Paulo Afonso, 28 de março de 2024

Jânio Ferreira

Douglas Souza corta na cara do preconceito

Por Jânio Ferreira Soares

No começo dos anos 70 eu sempre me inscrevia no time de vôlei pra participar dos Jogos Estudantis de Paulo Afonso, mesmo não jogando nada. “Mas então, pra que se aventurar por águas nunca dantes, ô seu velho ribeirinho?”. Além da farra em si, preocupado leitor e curiosa leitora, minha motivação era a dispensa das aulas no período das competições, que compensava a dura preparação física. Explico.

Como vivíamos numa área de segurança nacional e em plena ditadura, os treinadores eram militares da 1ª Companhia de Infantaria do Exército, instalada aqui em 1954 com a finalidade de proteger o complexo hidrelétrico dos comunistas (ui, que meda!).

Assim, nosso técnico era o sargento Teixeira, que nos treinava com os métodos aplicados aos recrutas, ou seja, longas baterias de polichinelos, agachamentos e flexões, finalizando com voltas ao redor do campo, pro meu desespero.

Lembro-me de que certa vez, aproveitando que ele anotava algo na prancheta, comecei a diminuir meu percurso me aproximando cada vez mais do círculo central, quando ouvi aquele característico brado da caserna: “Ei, mocinha do cabelo encaracolado, trate de voltar pro meio da tropa!”. E aí, a “mocinha” aqui, com a cabeleira de Moraes antes de ser Moreira e já devorando O Pasquim, lendo os poetas e ouvindo velhos e novos baianos, apenas sorriu e pensou: “Ah, se ele me visse de Caetano no Carnaval que passou, botando pra quebrar com uma bata plissada sobre um shortinho de malha colado nessas coxas de sibito!”.
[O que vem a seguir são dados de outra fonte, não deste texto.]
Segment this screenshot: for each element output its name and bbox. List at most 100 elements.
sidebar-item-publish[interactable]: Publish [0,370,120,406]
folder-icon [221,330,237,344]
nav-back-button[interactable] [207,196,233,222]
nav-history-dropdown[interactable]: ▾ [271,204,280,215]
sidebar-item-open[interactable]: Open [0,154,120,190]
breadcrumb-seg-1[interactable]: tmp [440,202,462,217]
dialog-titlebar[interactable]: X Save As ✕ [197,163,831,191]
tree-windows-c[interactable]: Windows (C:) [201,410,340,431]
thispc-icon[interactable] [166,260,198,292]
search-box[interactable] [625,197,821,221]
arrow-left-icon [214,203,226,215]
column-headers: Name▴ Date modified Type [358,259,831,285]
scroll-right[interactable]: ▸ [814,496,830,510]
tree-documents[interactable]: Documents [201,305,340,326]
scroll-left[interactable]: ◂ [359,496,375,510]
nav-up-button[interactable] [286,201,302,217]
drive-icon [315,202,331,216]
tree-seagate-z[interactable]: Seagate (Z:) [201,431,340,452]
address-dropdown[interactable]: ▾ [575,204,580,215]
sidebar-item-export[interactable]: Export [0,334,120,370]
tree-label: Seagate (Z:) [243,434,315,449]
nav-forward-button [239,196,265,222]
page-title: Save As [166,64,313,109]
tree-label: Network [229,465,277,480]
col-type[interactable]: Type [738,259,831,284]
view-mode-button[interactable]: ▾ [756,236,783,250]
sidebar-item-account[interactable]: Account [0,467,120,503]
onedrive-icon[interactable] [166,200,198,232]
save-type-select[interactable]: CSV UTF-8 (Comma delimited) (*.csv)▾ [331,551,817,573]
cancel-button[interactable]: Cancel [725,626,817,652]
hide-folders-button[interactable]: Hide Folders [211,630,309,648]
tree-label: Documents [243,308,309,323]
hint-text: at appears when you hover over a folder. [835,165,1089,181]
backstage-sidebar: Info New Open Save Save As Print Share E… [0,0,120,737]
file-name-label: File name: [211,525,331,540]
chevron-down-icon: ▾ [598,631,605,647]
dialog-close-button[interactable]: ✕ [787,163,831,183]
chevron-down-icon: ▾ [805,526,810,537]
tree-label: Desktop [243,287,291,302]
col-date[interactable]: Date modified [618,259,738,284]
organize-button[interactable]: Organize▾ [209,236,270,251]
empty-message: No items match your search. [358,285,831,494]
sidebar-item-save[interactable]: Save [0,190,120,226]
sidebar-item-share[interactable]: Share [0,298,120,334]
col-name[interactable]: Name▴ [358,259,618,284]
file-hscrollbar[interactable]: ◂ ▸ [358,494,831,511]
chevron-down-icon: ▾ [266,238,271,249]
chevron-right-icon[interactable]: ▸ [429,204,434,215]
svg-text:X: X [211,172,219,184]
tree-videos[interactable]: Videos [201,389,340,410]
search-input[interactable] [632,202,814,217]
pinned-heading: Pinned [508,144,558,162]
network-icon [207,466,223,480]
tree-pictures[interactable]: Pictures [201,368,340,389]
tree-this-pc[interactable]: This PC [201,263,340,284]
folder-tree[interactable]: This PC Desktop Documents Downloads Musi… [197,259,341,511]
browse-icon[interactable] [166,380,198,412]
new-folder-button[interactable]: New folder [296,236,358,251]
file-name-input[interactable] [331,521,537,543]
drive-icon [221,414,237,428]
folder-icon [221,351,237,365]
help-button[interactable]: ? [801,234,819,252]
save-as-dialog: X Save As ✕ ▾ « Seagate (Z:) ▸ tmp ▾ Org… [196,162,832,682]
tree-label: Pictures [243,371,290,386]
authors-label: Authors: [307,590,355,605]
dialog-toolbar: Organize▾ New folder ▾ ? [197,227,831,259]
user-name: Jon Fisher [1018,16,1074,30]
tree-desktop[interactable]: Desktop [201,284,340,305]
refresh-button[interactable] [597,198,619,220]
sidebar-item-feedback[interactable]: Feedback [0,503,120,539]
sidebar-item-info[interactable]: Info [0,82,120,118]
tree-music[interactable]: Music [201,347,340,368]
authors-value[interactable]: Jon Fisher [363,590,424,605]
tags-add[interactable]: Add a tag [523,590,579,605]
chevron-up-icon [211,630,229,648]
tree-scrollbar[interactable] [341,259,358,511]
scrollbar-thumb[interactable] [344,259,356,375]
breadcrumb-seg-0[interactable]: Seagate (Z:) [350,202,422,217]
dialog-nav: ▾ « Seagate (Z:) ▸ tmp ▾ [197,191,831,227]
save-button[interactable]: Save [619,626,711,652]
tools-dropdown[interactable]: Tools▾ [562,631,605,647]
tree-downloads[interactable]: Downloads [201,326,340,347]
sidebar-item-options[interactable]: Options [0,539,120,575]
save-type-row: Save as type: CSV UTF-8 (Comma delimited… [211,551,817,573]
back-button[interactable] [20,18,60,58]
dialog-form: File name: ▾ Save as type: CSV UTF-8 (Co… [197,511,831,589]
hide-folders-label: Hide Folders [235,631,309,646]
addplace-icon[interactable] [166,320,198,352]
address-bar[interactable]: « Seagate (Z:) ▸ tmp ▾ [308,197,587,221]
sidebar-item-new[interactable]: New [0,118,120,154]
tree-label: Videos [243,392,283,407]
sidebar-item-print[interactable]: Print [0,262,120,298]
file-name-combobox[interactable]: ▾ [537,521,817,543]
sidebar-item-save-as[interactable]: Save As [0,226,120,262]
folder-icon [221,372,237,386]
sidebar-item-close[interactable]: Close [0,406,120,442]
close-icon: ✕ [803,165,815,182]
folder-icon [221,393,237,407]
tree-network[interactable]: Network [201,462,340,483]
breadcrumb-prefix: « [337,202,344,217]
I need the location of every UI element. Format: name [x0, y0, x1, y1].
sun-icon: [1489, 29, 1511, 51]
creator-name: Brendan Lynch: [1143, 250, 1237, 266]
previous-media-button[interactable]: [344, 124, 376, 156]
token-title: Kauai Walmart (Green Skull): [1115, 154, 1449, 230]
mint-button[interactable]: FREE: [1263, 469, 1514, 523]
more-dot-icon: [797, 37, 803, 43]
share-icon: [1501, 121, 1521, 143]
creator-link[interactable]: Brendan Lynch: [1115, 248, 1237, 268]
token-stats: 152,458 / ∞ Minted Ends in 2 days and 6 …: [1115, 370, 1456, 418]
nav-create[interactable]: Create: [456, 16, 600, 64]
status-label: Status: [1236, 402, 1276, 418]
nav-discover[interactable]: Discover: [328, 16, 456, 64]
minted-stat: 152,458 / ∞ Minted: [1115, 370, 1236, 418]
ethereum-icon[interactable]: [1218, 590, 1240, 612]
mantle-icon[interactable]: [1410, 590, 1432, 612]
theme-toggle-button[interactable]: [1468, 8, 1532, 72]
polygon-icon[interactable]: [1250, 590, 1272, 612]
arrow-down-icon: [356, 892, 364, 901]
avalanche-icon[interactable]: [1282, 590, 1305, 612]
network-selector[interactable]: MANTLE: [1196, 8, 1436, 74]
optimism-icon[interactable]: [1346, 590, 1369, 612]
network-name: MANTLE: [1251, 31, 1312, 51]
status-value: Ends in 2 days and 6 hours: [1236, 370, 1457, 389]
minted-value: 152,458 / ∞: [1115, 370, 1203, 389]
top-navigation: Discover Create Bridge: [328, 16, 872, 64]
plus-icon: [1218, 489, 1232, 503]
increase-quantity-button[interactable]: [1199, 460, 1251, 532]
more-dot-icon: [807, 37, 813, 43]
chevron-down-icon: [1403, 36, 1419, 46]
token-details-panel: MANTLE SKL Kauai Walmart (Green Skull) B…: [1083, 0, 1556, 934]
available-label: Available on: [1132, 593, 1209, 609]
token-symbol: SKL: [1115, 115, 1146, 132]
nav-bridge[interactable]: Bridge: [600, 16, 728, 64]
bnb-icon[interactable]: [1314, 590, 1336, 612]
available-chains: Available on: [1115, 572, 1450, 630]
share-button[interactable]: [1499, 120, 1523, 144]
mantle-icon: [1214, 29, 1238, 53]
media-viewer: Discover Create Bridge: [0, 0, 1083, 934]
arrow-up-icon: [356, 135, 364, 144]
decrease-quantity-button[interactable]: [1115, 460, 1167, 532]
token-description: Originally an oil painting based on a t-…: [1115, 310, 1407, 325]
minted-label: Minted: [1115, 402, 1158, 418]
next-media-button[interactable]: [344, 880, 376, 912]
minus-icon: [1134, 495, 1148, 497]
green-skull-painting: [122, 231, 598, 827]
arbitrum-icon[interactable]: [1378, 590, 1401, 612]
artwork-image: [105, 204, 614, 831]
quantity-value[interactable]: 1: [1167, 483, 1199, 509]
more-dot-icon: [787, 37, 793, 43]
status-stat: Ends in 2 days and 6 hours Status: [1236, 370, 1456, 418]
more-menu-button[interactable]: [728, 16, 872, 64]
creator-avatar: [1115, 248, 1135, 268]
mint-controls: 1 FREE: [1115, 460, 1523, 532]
Recordei dessa história no começo das Olimpíadas, quando minha filha Júlia me mostrou as performances de Douglas Souza no Instagram. Admito que não o conhecia, pois meu interesse pelo vôlei terminou com aquela genial geração do primeiro ouro olímpico em 1992, cuja narração de Luciano do Vale já valia uma medalha.

Mas diante de um gay assumido arrasando dentro e fora das quadras voltei a ver alguns jogos, principalmente pra ficar imaginando a raiva desses homofóbicos que perderam completamente a vergonha de externar seus trogloditismos depois da posse do capitão – aí incluindo alguns jogadores do time. Sim, porque ao vê-lo como se fora um resolvido tio de Bambi bloqueando a intolerância e acertando uma bolada bem na cara do preconceito, os reaças de plantão devem ficar loucos pra imitar Elvis Presley, que quando se revoltava com algo na TV pegava o revólver e metia bala na tela, como se tiros pudessem eliminar de sua vida tudo aquilo que não refletisse seus conceitos.

Portanto, mil vivas a Douglas e, por que não?, àquela “mocinha”, que depois do treino passou pelo sargento assoviando Besta é Tu, uma canção recém-lançada por uns cabeludos baianos que, por ele, estariam de nuca raspada e trotando pelas ruas ao som de: “Quando eu Morrer Quero ir de FAL e de Beretta”. Já eu, agora “velhinha”, continuo avoando bem cedinho, pra dar milho aos passarinhos e pra ver o Sol nascer.

*Jânio Ferreira Soares é Secretário Municipal de Esportes e Cultura de Paulo Afonso e Colunista do jornal A Tarde.